При ближайшем рассмотрении Фродо оказывается не таким уж заурядным персонажем, так как воплощает некоторые признаки первопредка, героя шаманского мифа (архаической повествовательной формы, к которой восходит сказка). Во-первых, сиротство, вариант чудесного происхождения, указание на иномирную природу героя [Баркова 1994. С. 61]. К тому же родители Фродо погибли необычным для хоббита образом — утонули в реке, катаясь на лодке, при этом хоббиты вообще воду не любят, плавать не умеют, а к лодкам относятся настороженно (это подчёркнуто «земной» народ — во всех смыслах). Во-вторых, воспитатель у Фродо, с точки зрения «нормальных» обитателей Шира,— весьма странный хоббит: склонен к путешествиям, водит дружбу с магом, эльфами и гномами, питает непонятную страсть к стихам и песням и, ко всему прочему, совсем не стареет — Бильбо для мира хоббитов подчёркнуто анормален, для Фродо он воплощает собой образ иномирного воспитателя, восходящий к образу патрона инициации. (Примечательная деталь: Бильбо рассказывает Фродо правдивую историю обретения Кольца, говоря «между нами секретов быть не должно» [ВК. С. 49],— то есть передаёт ему в полной мере некое тайное знание, что предполагалось обрядом посвящения [Пропп 1948 С. 194—195]; кроме того, Бильбо как даритель вручает племяннику кольчугу из мифрила и оружие — меч Жало, то есть наделяет воинской силой и неуязвимостью). В-третьих, не стоит забывать о маркированности ног хоббитов — их покрывает «густой курчавый волос» [ВК. С. 10] (волосатость героя — устойчивый признак иномирности, так как восходит к волосатости владыки иного мира [Баркова 1996б, С. 46; Иванов, Топоров. С. 52]), ходят они босыми, передвигаются бесшумно (в Шире этим никого не удивишь, но в контексте сравнения с жителями других краёв Средиземья, большинство из которых о хоббитах узнаёт только благодаря Фродо сотоварищи, это является важной деталью); с одной стороны, здесь наличествует трансформация мотива магической уязвимости ног героя в связи с его родством со Змеем, с другой — это остаточная черта тотема, получеловека-полузверя, у образа, генетически восходящего к первопредку (тотем — одна из разновидностей первопредка [Мелетинский 1976. С. 208—209]).
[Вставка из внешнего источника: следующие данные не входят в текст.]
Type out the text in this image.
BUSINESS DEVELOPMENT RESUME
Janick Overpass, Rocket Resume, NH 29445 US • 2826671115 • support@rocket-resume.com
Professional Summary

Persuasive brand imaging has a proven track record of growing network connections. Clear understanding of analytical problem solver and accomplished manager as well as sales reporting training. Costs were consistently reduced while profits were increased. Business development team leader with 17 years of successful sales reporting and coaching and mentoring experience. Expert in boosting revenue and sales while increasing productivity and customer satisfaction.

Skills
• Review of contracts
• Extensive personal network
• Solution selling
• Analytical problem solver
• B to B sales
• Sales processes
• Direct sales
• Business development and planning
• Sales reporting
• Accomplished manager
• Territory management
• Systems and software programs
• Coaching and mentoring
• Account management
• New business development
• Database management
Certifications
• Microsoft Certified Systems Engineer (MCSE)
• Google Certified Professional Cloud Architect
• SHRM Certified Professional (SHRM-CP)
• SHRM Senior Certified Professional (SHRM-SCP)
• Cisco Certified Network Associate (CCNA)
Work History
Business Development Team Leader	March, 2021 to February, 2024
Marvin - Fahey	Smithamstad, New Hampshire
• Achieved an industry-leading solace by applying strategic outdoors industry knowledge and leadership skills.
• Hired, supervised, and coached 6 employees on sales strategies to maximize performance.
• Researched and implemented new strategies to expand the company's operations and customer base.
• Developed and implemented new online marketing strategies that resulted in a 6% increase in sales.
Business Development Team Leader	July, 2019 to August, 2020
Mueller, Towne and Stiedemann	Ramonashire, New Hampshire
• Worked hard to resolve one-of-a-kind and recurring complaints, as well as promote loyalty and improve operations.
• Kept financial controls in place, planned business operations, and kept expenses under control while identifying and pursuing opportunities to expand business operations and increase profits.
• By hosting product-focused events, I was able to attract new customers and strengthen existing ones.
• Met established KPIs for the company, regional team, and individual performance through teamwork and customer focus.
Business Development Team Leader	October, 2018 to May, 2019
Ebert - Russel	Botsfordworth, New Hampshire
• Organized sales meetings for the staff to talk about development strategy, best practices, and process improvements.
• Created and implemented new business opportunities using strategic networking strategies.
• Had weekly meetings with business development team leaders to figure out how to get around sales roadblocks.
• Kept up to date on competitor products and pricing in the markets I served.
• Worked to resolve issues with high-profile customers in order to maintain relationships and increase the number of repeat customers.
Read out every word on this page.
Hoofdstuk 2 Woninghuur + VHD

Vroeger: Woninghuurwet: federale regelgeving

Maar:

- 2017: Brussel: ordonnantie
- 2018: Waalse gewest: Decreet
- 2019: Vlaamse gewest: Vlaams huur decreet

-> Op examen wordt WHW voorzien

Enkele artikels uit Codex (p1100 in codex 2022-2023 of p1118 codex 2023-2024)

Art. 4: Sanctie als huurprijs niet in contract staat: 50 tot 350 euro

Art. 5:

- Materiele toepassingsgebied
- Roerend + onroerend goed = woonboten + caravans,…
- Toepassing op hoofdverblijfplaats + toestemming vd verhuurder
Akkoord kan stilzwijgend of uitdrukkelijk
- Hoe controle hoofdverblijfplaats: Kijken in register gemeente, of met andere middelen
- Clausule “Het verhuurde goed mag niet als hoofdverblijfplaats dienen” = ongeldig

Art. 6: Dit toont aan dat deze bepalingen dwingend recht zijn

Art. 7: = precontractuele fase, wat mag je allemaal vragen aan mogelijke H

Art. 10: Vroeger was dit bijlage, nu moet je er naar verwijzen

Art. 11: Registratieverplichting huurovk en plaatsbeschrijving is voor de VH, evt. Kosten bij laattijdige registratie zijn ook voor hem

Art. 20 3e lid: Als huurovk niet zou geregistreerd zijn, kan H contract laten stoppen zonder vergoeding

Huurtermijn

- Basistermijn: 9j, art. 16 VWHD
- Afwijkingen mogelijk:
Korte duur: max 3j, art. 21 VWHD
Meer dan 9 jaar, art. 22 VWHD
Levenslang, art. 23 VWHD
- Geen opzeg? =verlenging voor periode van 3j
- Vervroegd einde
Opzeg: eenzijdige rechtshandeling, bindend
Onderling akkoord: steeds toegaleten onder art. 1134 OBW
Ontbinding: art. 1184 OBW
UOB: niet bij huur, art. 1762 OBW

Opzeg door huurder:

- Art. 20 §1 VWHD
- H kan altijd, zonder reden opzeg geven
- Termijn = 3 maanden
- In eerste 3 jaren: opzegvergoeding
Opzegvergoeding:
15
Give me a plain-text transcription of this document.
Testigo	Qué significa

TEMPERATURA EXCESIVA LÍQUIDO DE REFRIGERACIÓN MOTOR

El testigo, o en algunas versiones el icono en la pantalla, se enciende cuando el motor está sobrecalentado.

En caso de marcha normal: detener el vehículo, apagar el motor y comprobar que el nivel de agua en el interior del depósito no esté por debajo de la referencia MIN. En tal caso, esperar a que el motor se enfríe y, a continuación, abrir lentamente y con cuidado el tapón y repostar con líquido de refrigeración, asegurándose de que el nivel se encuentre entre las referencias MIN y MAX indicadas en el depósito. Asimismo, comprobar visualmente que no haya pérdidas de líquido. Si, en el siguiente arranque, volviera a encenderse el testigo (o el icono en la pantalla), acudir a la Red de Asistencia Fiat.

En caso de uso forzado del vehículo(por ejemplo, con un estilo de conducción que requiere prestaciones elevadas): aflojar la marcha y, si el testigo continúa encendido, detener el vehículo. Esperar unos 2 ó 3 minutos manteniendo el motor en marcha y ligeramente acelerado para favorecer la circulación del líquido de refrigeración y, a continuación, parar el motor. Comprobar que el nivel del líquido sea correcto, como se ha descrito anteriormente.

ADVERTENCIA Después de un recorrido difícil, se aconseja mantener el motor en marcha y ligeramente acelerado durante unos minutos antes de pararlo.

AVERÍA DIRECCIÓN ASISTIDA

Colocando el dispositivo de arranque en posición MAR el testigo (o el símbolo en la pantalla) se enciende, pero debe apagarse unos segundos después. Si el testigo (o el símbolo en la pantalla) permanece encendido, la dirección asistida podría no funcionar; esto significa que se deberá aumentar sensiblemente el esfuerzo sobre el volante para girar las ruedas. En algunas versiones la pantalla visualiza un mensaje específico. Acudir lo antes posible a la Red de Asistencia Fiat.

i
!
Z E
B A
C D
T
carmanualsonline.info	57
Подобно первопредку и эпическому герою, Фродо демонстрирует своего рода враждебность к своим (относительную), говоря о хоббитах: «Как бы я ни относился порой к этим глуповатым пустомелям, но я должен спасти их. Хотя, знаешь, я иногда подумывал, что небольшое землетрясение или нашествие драконов пошло бы им на пользу» [ВК. С. 72]. Та же враждебность проявляется и в отношении Сэма, когда уже в Мордоре, под воздействием чар Кольца, Фродо принимает своего друга за похитителя, алчущего отобрать сокровище. Венцом деяний первопредка является его добровольный уход из мира живых — нечто подобное происходит и с Фродо, уплывающим за Море с эльфами, а значит фактически умершим для Средиземья.
Как уже упоминалось выше, родство с владыкой мира смерти в облике Змея является одной из черт первопредка (проявляемой, в основном, через уязвимость ног), и Фродо разными способами демонстрирует эту черту: Страж Врат Мории хватает его щупальцами именно за ногу и пытается утащить в воду (О водяной природе Змея: [Пропп 1948. С. 334—339]); на заповедном озере Хеннет Аннун, над которым расположено убежище воинов Фарамира, Фродо приходится ползти (способ передвижения змеи) по скользким камням, чтобы добраться до Голлума, привлечь его внимание и фактически заманить в ловушку, не желая того (даже через этот невольный обман Фродо уподобляется коварному лжецу Голлуму, образ которого также частично восходит к образу Змея). Определённым образом Фродо демонстрирует символическое родство с Сауроном: в конце Второй Эпохи Исилдур присваивает Кольцо Всевластья, отрубив тот палец, на котором его носил Враг, а в конце Третьей Эпохи в последней схватке Голлум откусывает палец Фродо, на который было надето Кольцо; таким образом, происходит однотипное маркирование внешнего облика героя и врага (вообще же мотив отрубленного пальца, равно как и вообще нанесения каких-либо увечий, восходит к обрядовым истязаниям посвящаемых, должным оставить на теле неофита «знаки смерти» как доказательство пребывания в царстве мёртвых [Пропп 1948. С. 180—185]; в отношении Фродо такими знаками являются, помимо откушенного пальца, раны от удара моргульским клинком и от укуса Шелоб).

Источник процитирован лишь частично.